Although the Nevada Northern Railway’s primary purpose was to haul copper ore and its byproducts, various types of freight moved along this line including a daily passenger train. Since its start in 1906, the Nevada Northern Railway hauled an astonishing amount of revenue freight—millions and millions of tons, to be exact—throughout its operation in 1978. By then, the price of copper had dropped so significantly that most of the mining operations at Kennecott ceased, and the need for the Nevada Northern wasn’t as significant.
The interesting part here? The Nevada Northern Railway had already had a series of ‘scares’ like this in the past… shutting down and reopening a few months later when the copper status changed. So, thinking that they would leave on a Friday and resume work in just a few weeks, workers at the NNR departed thinking they would return. Instead, the entire operation shut down for good, which created one amazingly preserved museum.

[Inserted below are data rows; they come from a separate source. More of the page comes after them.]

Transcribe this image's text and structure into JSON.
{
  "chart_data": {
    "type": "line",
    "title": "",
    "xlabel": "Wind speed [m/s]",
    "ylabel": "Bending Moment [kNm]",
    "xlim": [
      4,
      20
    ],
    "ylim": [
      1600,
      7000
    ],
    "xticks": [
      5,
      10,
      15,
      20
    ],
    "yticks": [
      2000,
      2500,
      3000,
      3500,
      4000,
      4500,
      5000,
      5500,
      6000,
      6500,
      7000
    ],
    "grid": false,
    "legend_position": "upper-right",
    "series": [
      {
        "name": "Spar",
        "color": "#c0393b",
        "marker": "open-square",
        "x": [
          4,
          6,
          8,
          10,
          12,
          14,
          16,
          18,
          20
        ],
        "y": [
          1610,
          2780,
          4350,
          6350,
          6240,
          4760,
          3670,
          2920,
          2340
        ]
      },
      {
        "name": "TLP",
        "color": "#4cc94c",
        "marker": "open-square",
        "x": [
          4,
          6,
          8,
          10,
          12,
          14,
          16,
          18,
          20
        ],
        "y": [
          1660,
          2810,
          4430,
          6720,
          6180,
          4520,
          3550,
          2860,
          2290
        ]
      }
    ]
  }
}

By the 1990s, Nevada State Museums purchased both the original depot as well as the freight barn, sinking thousands of dollars into restoring it to its original early-1900s glory. In fact, it’s so immaculately restored, the depot is considered to be the not only the oldest preserved building in the county, but the most well preserved, too.
Visitors can depend on perusing what was considered to be “state of the art” office equipment used during the railway’s operation, like an original mimeograph and telegraph, as well as a vast document collection on site. Plus, you may just score a chance to check out the freight barn [which is typically only open for special events,] where freight was received, organized and distributed to local businesses. The Nevada Northern Railway was considered to be one of the nation’s most important railroads, and when visiting today, don’t forget that there are two experiences to be had here. As dependent on each other as two boys in a three-legged race, your time here isn’t well rounded without checking out both the Nevada Northern Railway itself, and the East Ely Depot Railroad Museum.
Open from 8:00 a.m. to 4:30 p.m. Monday thru Friday, and 9:00 a.m. to 4:00 p.m. on Saturday & Sunday. The museum is closed Thanksgiving Day, Christmas, and New Years Day.
Admission to the East Ely Depot Railroad Museum is included with your general admission ticket to the Nevada Northern Railway. The museum is located on the second floor of the depot building, so be on the lookout for signage that points to a staircase leading to the museum.
From Highway 50 in downtown Ely, follow Aultman Street approximately 2 miles to East 11th Street. Make a left hand turn so you’re headed north. The Nevada Northern Railway depot should be in view, about a half mile down the road. Parking is available surrounding the depot. Tickets are available inside the East Ely Depot, and the museum is located on the second floor.